Gelatin  has  been  successfully  extracted  from  chicken  clawsby  acid  hydrolysis method through four major stages of degreasing, demineralization, extraction and drying. The yield of  extracted  gelatin obtained  from wet chicken claws  was about 6.21  %  (w/w). The  effectiveness  of  gelatin  as  preservative  applied  in  beef  and  fish  was  physically, chemically and microbiologically  studied  by  organoleptic  analysis,  peroxide test, bacteria inhibition  test  and  number  calculation, respectively.
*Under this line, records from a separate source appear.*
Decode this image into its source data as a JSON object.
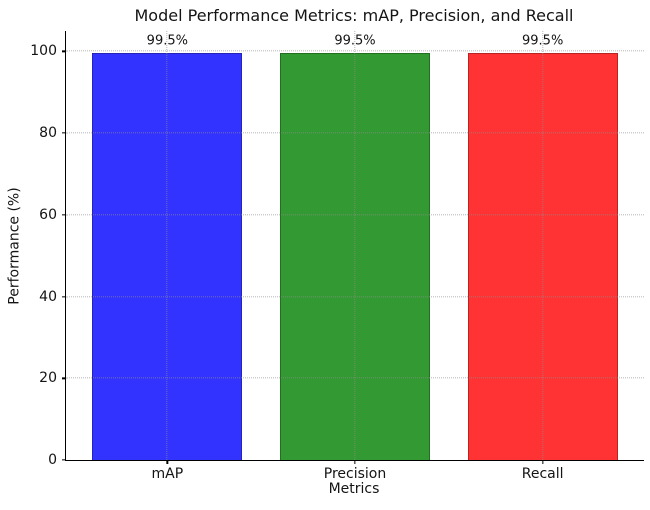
{
  "chart_data": {
    "type": "bar",
    "title": "Model Performance Metrics: mAP, Precision, and Recall",
    "xlabel": "Metrics",
    "ylabel": "Performance (%)",
    "categories": [
      "mAP",
      "Precision",
      "Recall"
    ],
    "values": [
      99.5,
      99.5,
      99.5
    ],
    "value_labels": [
      "99.5%",
      "99.5%",
      "99.5%"
    ],
    "bar_colors": [
      "#3333ff",
      "#339933",
      "#ff3333"
    ],
    "yticks": [
      0,
      20,
      40,
      60,
      80,
      100
    ],
    "ylim": [
      0,
      105
    ],
    "xlim": [
      -0.54,
      2.54
    ],
    "bar_width": 0.8,
    "grid": "dotted, both axes, drawn above bars",
    "legend": "none"
  }
}
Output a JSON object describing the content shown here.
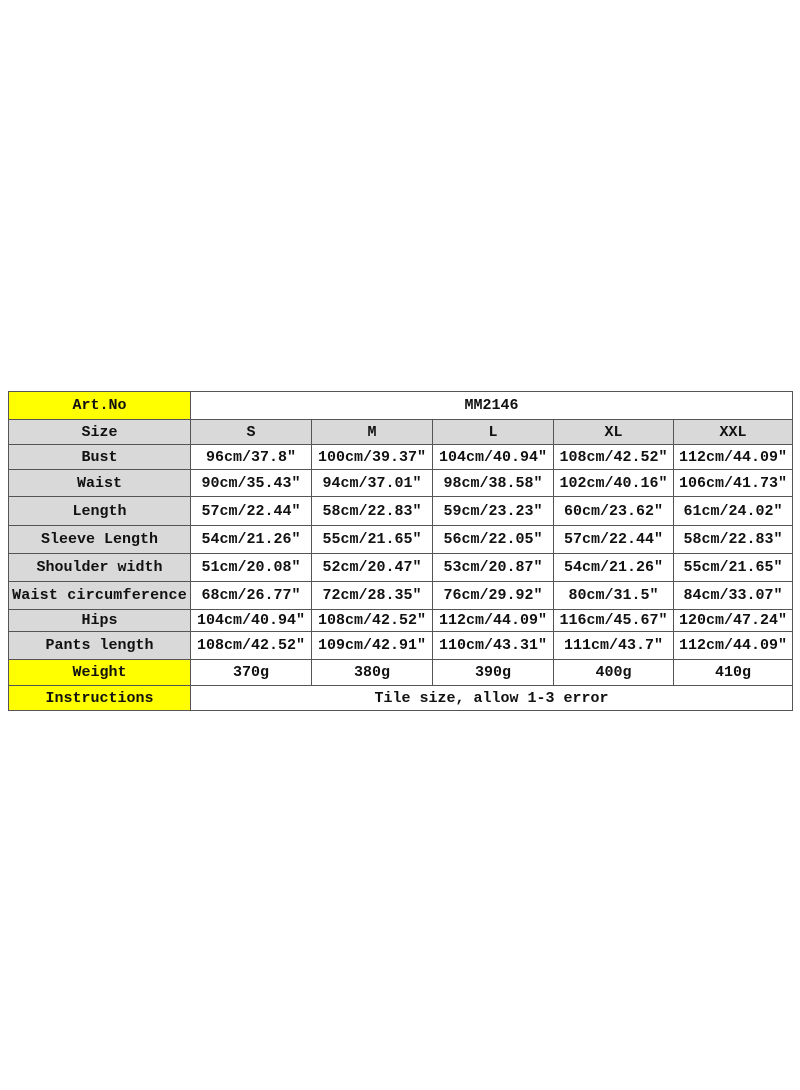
{
  "table": {
    "art_no_label": "Art.No",
    "art_no_value": "MM2146",
    "size_label": "Size",
    "sizes": [
      "S",
      "M",
      "L",
      "XL",
      "XXL"
    ],
    "rows": [
      {
        "label": "Bust",
        "values": [
          "96cm/37.8″",
          "100cm/39.37″",
          "104cm/40.94″",
          "108cm/42.52″",
          "112cm/44.09″"
        ]
      },
      {
        "label": "Waist",
        "values": [
          "90cm/35.43″",
          "94cm/37.01″",
          "98cm/38.58″",
          "102cm/40.16″",
          "106cm/41.73″"
        ]
      },
      {
        "label": "Length",
        "values": [
          "57cm/22.44″",
          "58cm/22.83″",
          "59cm/23.23″",
          "60cm/23.62″",
          "61cm/24.02″"
        ]
      },
      {
        "label": "Sleeve Length",
        "values": [
          "54cm/21.26″",
          "55cm/21.65″",
          "56cm/22.05″",
          "57cm/22.44″",
          "58cm/22.83″"
        ]
      },
      {
        "label": "Shoulder width",
        "values": [
          "51cm/20.08″",
          "52cm/20.47″",
          "53cm/20.87″",
          "54cm/21.26″",
          "55cm/21.65″"
        ]
      },
      {
        "label": "Waist circumference",
        "values": [
          "68cm/26.77″",
          "72cm/28.35″",
          "76cm/29.92″",
          "80cm/31.5″",
          "84cm/33.07″"
        ]
      },
      {
        "label": "Hips",
        "values": [
          "104cm/40.94″",
          "108cm/42.52″",
          "112cm/44.09″",
          "116cm/45.67″",
          "120cm/47.24″"
        ]
      },
      {
        "label": "Pants length",
        "values": [
          "108cm/42.52″",
          "109cm/42.91″",
          "110cm/43.31″",
          "111cm/43.7″",
          "112cm/44.09″"
        ]
      }
    ],
    "weight_label": "Weight",
    "weights": [
      "370g",
      "380g",
      "390g",
      "400g",
      "410g"
    ],
    "instructions_label": "Instructions",
    "instructions_value": "Tile size, allow 1-3 error"
  },
  "colors": {
    "highlight": "#ffff00",
    "header_gray": "#d9d9d9"
  }
}
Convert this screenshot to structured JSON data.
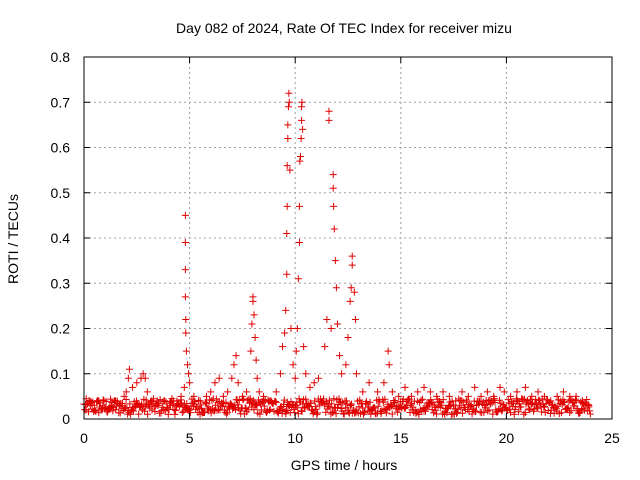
{
  "chart_data": {
    "type": "scatter",
    "title": "Day 082 of 2024, Rate Of TEC Index for receiver mizu",
    "xlabel": "GPS time / hours",
    "ylabel": "ROTI / TECUs",
    "xlim": [
      0,
      25
    ],
    "ylim": [
      0,
      0.8
    ],
    "grid": true,
    "marker": "+",
    "series_color": "#e00000",
    "x_ticks": [
      0,
      5,
      10,
      15,
      20,
      25
    ],
    "x_tick_labels": [
      "0",
      "5",
      "10",
      "15",
      "20",
      "25"
    ],
    "y_ticks": [
      0,
      0.1,
      0.2,
      0.3,
      0.4,
      0.5,
      0.6,
      0.7,
      0.8
    ],
    "y_tick_labels": [
      "0",
      "0.1",
      "0.2",
      "0.3",
      "0.4",
      "0.5",
      "0.6",
      "0.7",
      "0.8"
    ],
    "series": [
      {
        "name": "ROTI",
        "points": [
          [
            0.1,
            0.02
          ],
          [
            0.3,
            0.03
          ],
          [
            0.5,
            0.02
          ],
          [
            0.7,
            0.04
          ],
          [
            0.9,
            0.03
          ],
          [
            1.1,
            0.02
          ],
          [
            1.3,
            0.03
          ],
          [
            1.5,
            0.04
          ],
          [
            1.7,
            0.03
          ],
          [
            1.9,
            0.05
          ],
          [
            2.0,
            0.06
          ],
          [
            2.1,
            0.09
          ],
          [
            2.15,
            0.11
          ],
          [
            2.3,
            0.07
          ],
          [
            2.5,
            0.08
          ],
          [
            2.7,
            0.09
          ],
          [
            2.8,
            0.1
          ],
          [
            2.9,
            0.09
          ],
          [
            3.0,
            0.06
          ],
          [
            3.2,
            0.04
          ],
          [
            3.5,
            0.03
          ],
          [
            3.8,
            0.04
          ],
          [
            4.1,
            0.03
          ],
          [
            4.4,
            0.04
          ],
          [
            4.6,
            0.05
          ],
          [
            4.75,
            0.07
          ],
          [
            4.8,
            0.45
          ],
          [
            4.8,
            0.39
          ],
          [
            4.8,
            0.33
          ],
          [
            4.8,
            0.27
          ],
          [
            4.82,
            0.22
          ],
          [
            4.82,
            0.19
          ],
          [
            4.85,
            0.15
          ],
          [
            4.9,
            0.12
          ],
          [
            4.95,
            0.1
          ],
          [
            5.0,
            0.08
          ],
          [
            5.2,
            0.05
          ],
          [
            5.5,
            0.04
          ],
          [
            5.8,
            0.05
          ],
          [
            6.0,
            0.06
          ],
          [
            6.2,
            0.08
          ],
          [
            6.4,
            0.09
          ],
          [
            6.6,
            0.05
          ],
          [
            6.8,
            0.06
          ],
          [
            7.0,
            0.09
          ],
          [
            7.1,
            0.12
          ],
          [
            7.2,
            0.14
          ],
          [
            7.3,
            0.08
          ],
          [
            7.5,
            0.05
          ],
          [
            7.7,
            0.06
          ],
          [
            7.9,
            0.15
          ],
          [
            7.95,
            0.21
          ],
          [
            8.0,
            0.27
          ],
          [
            8.0,
            0.26
          ],
          [
            8.05,
            0.23
          ],
          [
            8.1,
            0.18
          ],
          [
            8.15,
            0.13
          ],
          [
            8.2,
            0.09
          ],
          [
            8.3,
            0.06
          ],
          [
            8.5,
            0.05
          ],
          [
            8.8,
            0.04
          ],
          [
            9.1,
            0.06
          ],
          [
            9.3,
            0.1
          ],
          [
            9.4,
            0.16
          ],
          [
            9.5,
            0.19
          ],
          [
            9.55,
            0.24
          ],
          [
            9.6,
            0.32
          ],
          [
            9.6,
            0.41
          ],
          [
            9.62,
            0.47
          ],
          [
            9.62,
            0.56
          ],
          [
            9.65,
            0.62
          ],
          [
            9.65,
            0.65
          ],
          [
            9.68,
            0.69
          ],
          [
            9.7,
            0.72
          ],
          [
            9.72,
            0.7
          ],
          [
            9.75,
            0.55
          ],
          [
            9.8,
            0.2
          ],
          [
            9.9,
            0.12
          ],
          [
            10.0,
            0.09
          ],
          [
            10.05,
            0.15
          ],
          [
            10.1,
            0.2
          ],
          [
            10.15,
            0.31
          ],
          [
            10.2,
            0.39
          ],
          [
            10.2,
            0.47
          ],
          [
            10.22,
            0.57
          ],
          [
            10.25,
            0.58
          ],
          [
            10.28,
            0.62
          ],
          [
            10.3,
            0.66
          ],
          [
            10.3,
            0.69
          ],
          [
            10.32,
            0.7
          ],
          [
            10.35,
            0.64
          ],
          [
            10.4,
            0.16
          ],
          [
            10.5,
            0.1
          ],
          [
            10.7,
            0.07
          ],
          [
            10.9,
            0.08
          ],
          [
            11.1,
            0.09
          ],
          [
            11.4,
            0.16
          ],
          [
            11.5,
            0.22
          ],
          [
            11.6,
            0.68
          ],
          [
            11.6,
            0.66
          ],
          [
            11.7,
            0.2
          ],
          [
            11.8,
            0.54
          ],
          [
            11.8,
            0.51
          ],
          [
            11.82,
            0.47
          ],
          [
            11.85,
            0.42
          ],
          [
            11.9,
            0.35
          ],
          [
            11.95,
            0.29
          ],
          [
            12.0,
            0.21
          ],
          [
            12.1,
            0.14
          ],
          [
            12.2,
            0.1
          ],
          [
            12.4,
            0.12
          ],
          [
            12.5,
            0.18
          ],
          [
            12.6,
            0.26
          ],
          [
            12.65,
            0.29
          ],
          [
            12.7,
            0.36
          ],
          [
            12.7,
            0.34
          ],
          [
            12.8,
            0.28
          ],
          [
            12.85,
            0.22
          ],
          [
            12.9,
            0.1
          ],
          [
            13.2,
            0.06
          ],
          [
            13.5,
            0.08
          ],
          [
            13.9,
            0.06
          ],
          [
            14.2,
            0.08
          ],
          [
            14.4,
            0.15
          ],
          [
            14.45,
            0.12
          ],
          [
            14.6,
            0.06
          ],
          [
            14.9,
            0.05
          ],
          [
            15.2,
            0.07
          ],
          [
            15.5,
            0.05
          ],
          [
            15.8,
            0.06
          ],
          [
            16.1,
            0.07
          ],
          [
            16.4,
            0.06
          ],
          [
            16.7,
            0.05
          ],
          [
            17.0,
            0.06
          ],
          [
            17.3,
            0.05
          ],
          [
            17.6,
            0.04
          ],
          [
            17.9,
            0.06
          ],
          [
            18.2,
            0.05
          ],
          [
            18.5,
            0.07
          ],
          [
            18.8,
            0.05
          ],
          [
            19.1,
            0.06
          ],
          [
            19.4,
            0.05
          ],
          [
            19.7,
            0.07
          ],
          [
            19.9,
            0.06
          ],
          [
            20.2,
            0.05
          ],
          [
            20.5,
            0.06
          ],
          [
            20.9,
            0.07
          ],
          [
            21.2,
            0.05
          ],
          [
            21.5,
            0.06
          ],
          [
            21.8,
            0.05
          ],
          [
            22.1,
            0.04
          ],
          [
            22.4,
            0.05
          ],
          [
            22.7,
            0.06
          ],
          [
            23.0,
            0.05
          ],
          [
            23.3,
            0.05
          ],
          [
            23.6,
            0.04
          ],
          [
            23.9,
            0.03
          ]
        ],
        "baseline_band": {
          "x_start": 0,
          "x_end": 24,
          "y_min": 0.01,
          "y_max": 0.045
        }
      }
    ]
  }
}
Organoleptic analysis by hedonic  test shows  there  were significant  differences  for  color  and  texture  parameters  between  gelatin coated  samples  and control  samples  at  concentrations  of  1:1  (w/w).  Peroxide number analysis  by  iodometry  indicates  the  use  of  gelatin  in  the  preservation  of  meat  and  fish decreased the oxidation number. The result of inhibition test againts Staphylococcus aureus bacteria  shows  the  gelatin  concentration  of  20  %  provided  greatest  halo  zone  diameter (inhibitory  region)  as  19.44  ±  2.11  mm. The colony bacteria test shows the use of gelatin potentially  inhibited  the growth  of  bacteria  up to  75  %.  Overall,  the results  conclude  that gelatin  extracted from chicken claws  has the potential  activities  as a  natural preservative for beef and fish.